Details on embryotoxic / teratogenic effects:
Cr(III) exhibited low cytotoxic effects on ES cells and 3T3 fibroblasts. Only the highest concentration (3.16 mM for ES and 1 and 3.16 mM for 3T3 cells) showed a statistically significantly inhibited MTT reduction (p<0.01). In line with this, only the highest Cr(III) concentration 3.16 mM suppressed the occurrence of embryoid bodies with beating activity.

Fetal abnormalities

Overall developmental toxicity

Applicant's summary and conclusion

Conclusions:

The embryonic stem cell test (EST) classified trivalent chromium (Cr(III)) as non-embryotoxic.

Executive summary:

The Embryonic Stem Cell Test (EST), has been endorsed as a scientifically validated in vitro method for detecting embryotoxicity by ECVAM (European Centre for the validation of alternative methods).
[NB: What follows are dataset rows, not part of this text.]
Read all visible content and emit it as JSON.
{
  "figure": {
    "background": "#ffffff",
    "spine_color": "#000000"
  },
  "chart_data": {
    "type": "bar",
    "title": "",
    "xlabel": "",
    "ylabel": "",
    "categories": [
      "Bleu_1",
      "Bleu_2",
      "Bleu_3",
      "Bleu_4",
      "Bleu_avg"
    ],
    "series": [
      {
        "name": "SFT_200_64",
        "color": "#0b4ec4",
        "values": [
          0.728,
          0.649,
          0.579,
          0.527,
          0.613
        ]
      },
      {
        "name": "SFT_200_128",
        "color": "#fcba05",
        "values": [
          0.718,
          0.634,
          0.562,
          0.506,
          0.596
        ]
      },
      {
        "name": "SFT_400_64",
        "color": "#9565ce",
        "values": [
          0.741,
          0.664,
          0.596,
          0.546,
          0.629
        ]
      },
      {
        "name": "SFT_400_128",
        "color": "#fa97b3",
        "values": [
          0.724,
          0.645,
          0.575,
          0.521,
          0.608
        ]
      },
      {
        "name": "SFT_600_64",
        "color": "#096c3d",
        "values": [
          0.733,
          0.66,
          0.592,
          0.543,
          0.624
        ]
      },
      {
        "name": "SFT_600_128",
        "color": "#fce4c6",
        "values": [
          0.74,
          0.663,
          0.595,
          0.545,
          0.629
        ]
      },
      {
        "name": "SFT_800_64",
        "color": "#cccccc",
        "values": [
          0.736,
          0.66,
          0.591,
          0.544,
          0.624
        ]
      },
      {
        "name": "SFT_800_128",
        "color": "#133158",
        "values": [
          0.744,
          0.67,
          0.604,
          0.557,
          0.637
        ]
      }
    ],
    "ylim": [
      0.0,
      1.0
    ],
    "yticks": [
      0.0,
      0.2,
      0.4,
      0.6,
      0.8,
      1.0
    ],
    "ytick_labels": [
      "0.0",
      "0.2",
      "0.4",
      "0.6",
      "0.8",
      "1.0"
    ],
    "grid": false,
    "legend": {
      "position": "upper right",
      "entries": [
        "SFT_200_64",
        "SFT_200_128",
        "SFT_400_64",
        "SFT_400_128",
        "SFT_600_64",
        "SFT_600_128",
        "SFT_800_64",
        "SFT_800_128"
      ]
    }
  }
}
The EST includes a prediction model based on three endpoints: cytotoxicity assays with mouse embryonic stem cells (ES) and 3T3 fibroblasts, and an ES cell cardiac differentiation inhibition assay.The Embryonic Stem Cell Test (EST) was used for detecting embryotoxicity caused by trivalent chromium. The results showed that the cytotoxic effect was not higher in ES cells than in 3T3 fibroblasts, and thus the prediction model classified Cr(III) as non-embryotoxic.